A research team from Western University and Lawson Health Research Institute led by Dr. David Bailey showed that a morning cup of coffee could be adversely affecting diagnosis and treatment for high blood pressure. The study measured how occasional coffee consumption in individual patients impacted the action of calcium channel blockers, a commonly prescribed class of blood-pressure lowering medication.
Posttraumatic stress disorder (PTSD) involves defensive responses to stress or triggers. This commonly includes active responses like irritability and aggression. However, it can also include passive responses like out-of-body experiences. Dr. Ruth Lanius and her team uncovered brain mechanisms behind these responses, suggesting that patients with PTSD are poised for defense even when they are at rest.
A team led by Dr. Elizabeth Osuch discovered that early marijuana use may result in abnormal brain function and lower IQ. Participants underwent psychiatric, cognitive and IQ testing as well as brain scanning. The study found no evidence that marijuana use improved depressive symptoms, and those participants who used marijuana from a young age had highly abnormal brain function in areas related to visuo-spatial processing, memory, self-referential activity and reward processing.
London scientists developed a new genetic testing method called LipidSeq which can identify a genetic basis for high-cholesterol in almost 70 per cent of a targeted patient population. Using next-generation sequencing (NGS) technology, researchers were able to pinpoint specific areas of a person’s DNA to more effectively diagnose genetic forms of high-cholesterol, which markedly increase risk for heart attack and stroke. Dr. Rob Hegele said this new method provides a more cost-effective way to find these genetic links rather than sequencing the entire genome.

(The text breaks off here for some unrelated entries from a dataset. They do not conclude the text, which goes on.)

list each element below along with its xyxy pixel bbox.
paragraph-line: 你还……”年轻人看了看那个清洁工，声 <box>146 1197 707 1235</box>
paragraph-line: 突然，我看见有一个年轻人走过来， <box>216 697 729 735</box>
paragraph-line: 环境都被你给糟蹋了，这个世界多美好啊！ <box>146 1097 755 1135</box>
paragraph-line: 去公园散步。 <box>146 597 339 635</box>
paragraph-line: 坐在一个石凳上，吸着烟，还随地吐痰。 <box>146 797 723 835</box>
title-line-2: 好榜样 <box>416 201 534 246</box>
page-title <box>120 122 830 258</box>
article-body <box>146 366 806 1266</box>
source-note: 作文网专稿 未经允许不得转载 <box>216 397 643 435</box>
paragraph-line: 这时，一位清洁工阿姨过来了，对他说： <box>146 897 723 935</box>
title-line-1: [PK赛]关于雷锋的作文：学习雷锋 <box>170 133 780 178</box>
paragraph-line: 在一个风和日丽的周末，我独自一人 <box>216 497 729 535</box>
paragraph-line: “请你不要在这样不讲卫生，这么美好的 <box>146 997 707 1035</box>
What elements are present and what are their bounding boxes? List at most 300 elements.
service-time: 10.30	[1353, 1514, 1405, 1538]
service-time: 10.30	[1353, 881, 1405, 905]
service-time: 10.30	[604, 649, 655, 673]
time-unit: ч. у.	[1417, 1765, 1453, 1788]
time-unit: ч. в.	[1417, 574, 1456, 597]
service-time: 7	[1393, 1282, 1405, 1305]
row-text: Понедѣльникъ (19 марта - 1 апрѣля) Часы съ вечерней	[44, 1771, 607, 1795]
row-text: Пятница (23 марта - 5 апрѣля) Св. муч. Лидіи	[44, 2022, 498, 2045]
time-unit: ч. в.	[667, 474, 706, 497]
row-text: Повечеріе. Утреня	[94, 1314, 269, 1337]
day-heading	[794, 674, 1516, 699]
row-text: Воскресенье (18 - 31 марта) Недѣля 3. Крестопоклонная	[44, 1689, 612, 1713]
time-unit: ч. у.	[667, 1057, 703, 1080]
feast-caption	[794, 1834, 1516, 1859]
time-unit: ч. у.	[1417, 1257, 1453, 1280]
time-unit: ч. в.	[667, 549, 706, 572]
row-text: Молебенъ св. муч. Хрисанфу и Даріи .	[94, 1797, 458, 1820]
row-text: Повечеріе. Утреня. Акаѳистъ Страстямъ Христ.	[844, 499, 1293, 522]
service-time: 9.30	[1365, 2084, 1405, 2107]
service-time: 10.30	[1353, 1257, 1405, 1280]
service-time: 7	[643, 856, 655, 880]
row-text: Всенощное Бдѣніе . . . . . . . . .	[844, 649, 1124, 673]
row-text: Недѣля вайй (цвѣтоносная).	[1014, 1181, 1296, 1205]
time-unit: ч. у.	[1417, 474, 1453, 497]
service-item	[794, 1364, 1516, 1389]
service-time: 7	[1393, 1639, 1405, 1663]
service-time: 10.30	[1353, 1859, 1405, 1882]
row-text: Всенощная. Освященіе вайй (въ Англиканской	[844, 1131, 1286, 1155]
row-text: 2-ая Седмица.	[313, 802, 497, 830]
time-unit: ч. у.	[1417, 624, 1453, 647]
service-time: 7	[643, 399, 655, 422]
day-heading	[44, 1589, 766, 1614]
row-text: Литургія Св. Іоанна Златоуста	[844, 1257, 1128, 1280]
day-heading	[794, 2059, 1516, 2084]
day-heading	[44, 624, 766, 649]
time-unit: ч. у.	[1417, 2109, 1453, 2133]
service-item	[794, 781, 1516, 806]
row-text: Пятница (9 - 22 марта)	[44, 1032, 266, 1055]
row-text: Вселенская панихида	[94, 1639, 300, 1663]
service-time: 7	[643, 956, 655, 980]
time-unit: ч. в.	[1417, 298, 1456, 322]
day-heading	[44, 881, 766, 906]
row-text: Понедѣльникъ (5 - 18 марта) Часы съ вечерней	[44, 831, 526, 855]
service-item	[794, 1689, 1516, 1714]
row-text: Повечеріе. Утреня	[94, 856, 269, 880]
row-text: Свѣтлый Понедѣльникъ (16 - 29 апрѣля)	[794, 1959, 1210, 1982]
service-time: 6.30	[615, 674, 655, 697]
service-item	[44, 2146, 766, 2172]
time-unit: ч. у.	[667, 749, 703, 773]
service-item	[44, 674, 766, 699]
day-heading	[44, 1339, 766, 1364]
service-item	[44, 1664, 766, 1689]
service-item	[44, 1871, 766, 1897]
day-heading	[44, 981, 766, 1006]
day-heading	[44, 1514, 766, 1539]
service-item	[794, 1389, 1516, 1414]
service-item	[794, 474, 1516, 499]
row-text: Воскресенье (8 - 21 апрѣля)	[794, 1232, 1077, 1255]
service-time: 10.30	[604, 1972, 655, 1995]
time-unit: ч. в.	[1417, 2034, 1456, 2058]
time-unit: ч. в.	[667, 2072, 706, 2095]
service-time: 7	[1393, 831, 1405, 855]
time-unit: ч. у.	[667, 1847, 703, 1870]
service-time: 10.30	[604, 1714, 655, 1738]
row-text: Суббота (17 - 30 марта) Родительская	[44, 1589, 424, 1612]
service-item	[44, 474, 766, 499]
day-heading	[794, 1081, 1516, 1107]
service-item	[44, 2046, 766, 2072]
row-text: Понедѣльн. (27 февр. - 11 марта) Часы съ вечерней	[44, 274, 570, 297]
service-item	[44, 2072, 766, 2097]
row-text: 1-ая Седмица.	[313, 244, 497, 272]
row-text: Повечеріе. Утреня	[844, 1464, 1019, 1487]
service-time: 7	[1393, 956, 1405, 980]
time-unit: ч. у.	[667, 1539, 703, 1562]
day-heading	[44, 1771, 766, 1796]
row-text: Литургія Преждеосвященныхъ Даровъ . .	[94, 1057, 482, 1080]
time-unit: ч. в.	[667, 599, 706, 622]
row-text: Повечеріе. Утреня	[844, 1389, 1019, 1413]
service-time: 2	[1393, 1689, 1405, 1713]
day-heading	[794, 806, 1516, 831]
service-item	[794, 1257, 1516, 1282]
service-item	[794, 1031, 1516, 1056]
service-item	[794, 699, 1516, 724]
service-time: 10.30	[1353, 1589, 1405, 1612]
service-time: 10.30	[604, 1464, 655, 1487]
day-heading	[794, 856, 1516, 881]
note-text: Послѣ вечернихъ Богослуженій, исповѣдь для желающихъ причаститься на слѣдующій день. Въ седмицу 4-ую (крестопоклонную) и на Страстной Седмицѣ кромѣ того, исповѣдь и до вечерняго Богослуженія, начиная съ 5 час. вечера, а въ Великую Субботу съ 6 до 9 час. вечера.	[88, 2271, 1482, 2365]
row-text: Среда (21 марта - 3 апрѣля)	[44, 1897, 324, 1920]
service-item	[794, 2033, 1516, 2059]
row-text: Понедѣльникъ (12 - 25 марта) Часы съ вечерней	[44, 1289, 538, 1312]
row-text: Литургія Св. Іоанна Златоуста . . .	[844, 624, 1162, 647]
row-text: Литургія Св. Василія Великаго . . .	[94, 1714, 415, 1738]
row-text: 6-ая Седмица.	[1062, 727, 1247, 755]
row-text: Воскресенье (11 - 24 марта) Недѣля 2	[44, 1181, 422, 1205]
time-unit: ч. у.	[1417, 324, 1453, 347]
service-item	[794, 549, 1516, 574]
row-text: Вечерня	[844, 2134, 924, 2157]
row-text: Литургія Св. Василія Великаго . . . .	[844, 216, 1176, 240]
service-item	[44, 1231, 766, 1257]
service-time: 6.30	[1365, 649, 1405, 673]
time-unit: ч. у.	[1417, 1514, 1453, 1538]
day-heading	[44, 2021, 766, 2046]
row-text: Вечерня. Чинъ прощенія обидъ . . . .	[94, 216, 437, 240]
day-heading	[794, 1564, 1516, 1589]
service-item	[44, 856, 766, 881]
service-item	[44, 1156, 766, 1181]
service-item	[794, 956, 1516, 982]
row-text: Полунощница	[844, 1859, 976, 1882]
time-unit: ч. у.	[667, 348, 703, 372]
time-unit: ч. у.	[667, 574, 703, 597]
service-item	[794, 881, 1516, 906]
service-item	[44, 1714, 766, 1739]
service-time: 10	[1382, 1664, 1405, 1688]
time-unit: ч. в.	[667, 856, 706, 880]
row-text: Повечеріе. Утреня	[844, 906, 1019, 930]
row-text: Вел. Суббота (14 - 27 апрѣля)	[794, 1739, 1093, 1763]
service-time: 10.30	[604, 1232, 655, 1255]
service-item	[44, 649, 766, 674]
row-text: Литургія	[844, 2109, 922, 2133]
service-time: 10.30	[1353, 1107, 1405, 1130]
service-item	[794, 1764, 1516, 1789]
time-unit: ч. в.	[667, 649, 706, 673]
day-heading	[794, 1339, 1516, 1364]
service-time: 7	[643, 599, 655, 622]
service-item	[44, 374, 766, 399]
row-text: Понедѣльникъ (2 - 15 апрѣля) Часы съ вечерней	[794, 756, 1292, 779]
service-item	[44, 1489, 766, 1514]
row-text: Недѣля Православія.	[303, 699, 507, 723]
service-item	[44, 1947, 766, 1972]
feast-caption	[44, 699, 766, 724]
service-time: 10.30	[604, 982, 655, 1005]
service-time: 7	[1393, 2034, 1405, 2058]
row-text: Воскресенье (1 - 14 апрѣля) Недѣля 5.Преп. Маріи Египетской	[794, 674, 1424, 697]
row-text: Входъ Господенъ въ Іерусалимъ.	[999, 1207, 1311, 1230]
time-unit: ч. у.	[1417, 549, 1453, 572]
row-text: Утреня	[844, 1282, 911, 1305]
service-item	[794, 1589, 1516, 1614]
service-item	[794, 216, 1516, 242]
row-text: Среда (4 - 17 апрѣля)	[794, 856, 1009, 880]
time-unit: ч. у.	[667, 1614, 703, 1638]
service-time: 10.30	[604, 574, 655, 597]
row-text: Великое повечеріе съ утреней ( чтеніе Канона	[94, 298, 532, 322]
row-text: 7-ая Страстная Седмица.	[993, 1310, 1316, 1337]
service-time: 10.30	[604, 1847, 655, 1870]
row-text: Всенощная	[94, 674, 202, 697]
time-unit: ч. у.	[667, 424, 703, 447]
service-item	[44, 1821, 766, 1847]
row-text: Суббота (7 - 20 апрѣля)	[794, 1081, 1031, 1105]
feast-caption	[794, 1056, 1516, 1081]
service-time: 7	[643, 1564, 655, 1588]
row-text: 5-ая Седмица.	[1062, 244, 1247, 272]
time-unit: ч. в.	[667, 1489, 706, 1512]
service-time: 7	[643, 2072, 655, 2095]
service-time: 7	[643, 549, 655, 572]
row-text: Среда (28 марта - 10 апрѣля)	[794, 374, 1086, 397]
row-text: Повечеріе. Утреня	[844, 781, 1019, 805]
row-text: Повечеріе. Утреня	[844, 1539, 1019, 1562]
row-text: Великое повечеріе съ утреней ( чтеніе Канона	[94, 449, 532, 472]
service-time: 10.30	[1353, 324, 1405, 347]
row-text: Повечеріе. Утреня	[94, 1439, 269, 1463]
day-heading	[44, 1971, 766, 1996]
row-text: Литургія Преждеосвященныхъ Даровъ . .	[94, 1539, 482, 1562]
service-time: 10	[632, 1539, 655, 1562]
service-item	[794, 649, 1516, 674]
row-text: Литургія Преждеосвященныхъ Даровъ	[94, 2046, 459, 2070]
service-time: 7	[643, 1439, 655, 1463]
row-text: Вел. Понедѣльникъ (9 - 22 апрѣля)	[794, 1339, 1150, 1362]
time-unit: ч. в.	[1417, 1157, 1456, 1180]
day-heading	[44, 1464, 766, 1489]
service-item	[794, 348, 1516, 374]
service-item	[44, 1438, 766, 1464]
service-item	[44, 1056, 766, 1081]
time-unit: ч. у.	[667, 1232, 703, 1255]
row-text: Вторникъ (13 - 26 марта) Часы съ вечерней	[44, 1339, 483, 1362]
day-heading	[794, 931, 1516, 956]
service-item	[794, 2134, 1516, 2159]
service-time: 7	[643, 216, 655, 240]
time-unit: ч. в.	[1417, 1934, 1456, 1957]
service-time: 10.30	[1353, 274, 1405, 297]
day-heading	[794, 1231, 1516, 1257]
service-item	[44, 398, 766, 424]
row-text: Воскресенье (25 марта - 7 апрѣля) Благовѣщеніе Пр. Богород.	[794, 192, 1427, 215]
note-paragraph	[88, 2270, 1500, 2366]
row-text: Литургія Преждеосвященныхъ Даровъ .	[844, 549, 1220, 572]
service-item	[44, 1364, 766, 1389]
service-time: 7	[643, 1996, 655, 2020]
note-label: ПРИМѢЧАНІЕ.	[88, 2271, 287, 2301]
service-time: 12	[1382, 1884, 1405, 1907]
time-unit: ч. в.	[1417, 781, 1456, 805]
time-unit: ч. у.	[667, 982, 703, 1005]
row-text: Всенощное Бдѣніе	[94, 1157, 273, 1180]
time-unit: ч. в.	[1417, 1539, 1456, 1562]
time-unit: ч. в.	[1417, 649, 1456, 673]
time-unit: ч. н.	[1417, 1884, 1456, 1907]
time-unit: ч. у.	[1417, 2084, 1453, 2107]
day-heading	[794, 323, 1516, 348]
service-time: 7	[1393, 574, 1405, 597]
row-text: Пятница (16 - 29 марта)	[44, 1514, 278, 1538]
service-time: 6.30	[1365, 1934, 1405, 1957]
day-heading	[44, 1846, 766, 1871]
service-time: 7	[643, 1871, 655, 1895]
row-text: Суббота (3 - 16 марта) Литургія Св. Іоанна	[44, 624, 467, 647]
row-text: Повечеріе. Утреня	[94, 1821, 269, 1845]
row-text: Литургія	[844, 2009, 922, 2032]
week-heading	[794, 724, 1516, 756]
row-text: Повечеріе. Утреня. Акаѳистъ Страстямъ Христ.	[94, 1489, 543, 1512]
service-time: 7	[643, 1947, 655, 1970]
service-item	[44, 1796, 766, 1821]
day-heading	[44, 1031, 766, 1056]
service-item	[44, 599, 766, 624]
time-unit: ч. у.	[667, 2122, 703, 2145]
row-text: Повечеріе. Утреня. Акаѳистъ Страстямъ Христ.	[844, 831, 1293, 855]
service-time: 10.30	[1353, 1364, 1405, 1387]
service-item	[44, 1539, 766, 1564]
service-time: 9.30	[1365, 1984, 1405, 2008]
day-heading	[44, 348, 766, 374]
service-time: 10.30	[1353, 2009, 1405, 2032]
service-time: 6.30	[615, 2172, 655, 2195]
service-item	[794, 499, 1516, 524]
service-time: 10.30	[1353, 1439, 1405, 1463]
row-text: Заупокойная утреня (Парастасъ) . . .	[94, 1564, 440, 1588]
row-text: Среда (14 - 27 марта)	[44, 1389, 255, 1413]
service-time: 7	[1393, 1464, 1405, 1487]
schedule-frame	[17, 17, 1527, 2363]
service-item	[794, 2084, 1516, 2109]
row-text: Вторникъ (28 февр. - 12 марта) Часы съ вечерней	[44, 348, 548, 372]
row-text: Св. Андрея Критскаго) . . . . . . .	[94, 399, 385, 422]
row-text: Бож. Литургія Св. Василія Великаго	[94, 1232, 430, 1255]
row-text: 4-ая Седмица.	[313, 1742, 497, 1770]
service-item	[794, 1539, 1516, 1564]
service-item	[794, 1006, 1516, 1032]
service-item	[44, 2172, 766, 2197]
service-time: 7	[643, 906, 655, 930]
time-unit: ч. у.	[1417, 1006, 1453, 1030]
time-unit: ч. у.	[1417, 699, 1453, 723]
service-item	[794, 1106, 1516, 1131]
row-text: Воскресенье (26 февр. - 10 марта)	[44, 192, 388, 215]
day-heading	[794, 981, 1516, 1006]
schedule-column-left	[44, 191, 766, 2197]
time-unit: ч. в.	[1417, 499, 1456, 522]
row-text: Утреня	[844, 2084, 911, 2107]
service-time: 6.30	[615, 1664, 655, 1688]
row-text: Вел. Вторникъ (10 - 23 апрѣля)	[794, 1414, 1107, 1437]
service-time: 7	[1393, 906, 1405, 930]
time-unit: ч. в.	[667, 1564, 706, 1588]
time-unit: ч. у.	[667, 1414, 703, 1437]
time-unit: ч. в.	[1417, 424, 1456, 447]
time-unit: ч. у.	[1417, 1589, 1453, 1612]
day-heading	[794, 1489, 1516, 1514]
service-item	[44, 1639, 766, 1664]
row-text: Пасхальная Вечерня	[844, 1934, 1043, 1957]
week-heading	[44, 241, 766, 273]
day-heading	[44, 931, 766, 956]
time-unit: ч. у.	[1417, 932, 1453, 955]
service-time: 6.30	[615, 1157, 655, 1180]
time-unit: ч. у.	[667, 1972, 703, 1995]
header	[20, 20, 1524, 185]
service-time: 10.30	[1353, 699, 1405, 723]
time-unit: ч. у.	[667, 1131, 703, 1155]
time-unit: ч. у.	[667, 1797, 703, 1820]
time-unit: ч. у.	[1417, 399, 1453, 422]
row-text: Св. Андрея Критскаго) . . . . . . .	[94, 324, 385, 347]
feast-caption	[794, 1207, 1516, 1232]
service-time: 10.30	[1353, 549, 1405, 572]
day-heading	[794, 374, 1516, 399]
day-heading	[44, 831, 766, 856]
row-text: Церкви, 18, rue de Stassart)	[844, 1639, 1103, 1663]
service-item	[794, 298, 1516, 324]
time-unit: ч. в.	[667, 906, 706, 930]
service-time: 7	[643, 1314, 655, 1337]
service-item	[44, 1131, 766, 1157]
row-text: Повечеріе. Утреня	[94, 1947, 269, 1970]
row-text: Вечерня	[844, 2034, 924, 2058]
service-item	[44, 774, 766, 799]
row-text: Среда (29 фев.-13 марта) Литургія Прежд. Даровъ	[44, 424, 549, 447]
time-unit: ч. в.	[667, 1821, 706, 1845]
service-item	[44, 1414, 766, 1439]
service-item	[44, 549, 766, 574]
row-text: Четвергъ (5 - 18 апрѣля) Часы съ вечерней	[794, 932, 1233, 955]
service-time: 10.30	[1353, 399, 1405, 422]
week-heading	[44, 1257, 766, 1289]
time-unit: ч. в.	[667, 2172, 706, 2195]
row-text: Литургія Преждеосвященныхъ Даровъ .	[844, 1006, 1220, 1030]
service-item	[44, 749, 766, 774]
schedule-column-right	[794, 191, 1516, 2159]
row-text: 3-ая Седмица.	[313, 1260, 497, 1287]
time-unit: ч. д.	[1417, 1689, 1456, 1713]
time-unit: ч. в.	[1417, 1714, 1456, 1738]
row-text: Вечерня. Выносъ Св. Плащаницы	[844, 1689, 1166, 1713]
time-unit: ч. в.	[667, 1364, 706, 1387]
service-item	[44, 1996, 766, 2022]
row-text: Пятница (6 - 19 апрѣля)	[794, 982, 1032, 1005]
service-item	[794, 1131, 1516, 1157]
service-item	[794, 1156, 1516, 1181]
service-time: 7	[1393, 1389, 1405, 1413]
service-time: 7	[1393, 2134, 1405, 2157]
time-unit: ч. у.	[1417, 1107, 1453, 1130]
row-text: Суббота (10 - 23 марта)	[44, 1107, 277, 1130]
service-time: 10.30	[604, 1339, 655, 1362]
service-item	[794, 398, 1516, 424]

Diagnosis of a clinically significant concussion, or a mild traumatic brain injury, can be difficult. Equally problematic are the decisions to stop play or activities, or when patients who have suffered a concussion can safely return to normal activities without risking further injury. London scientists developed a new blood test that identifies with greater than 90 per cent certainty whether or not an adolescent athlete has suffered a concussion. Dr. Douglas Fraser, a physician in the Paediatric Critical Care Unit at Children’s Hospital, London Health Sciences Centre and Lawson scientist, led the study with his co-investigator Mark Daley, a professor in the Departments of Computer Science, Biology and Statistics & Actuarial Sciences at Western University.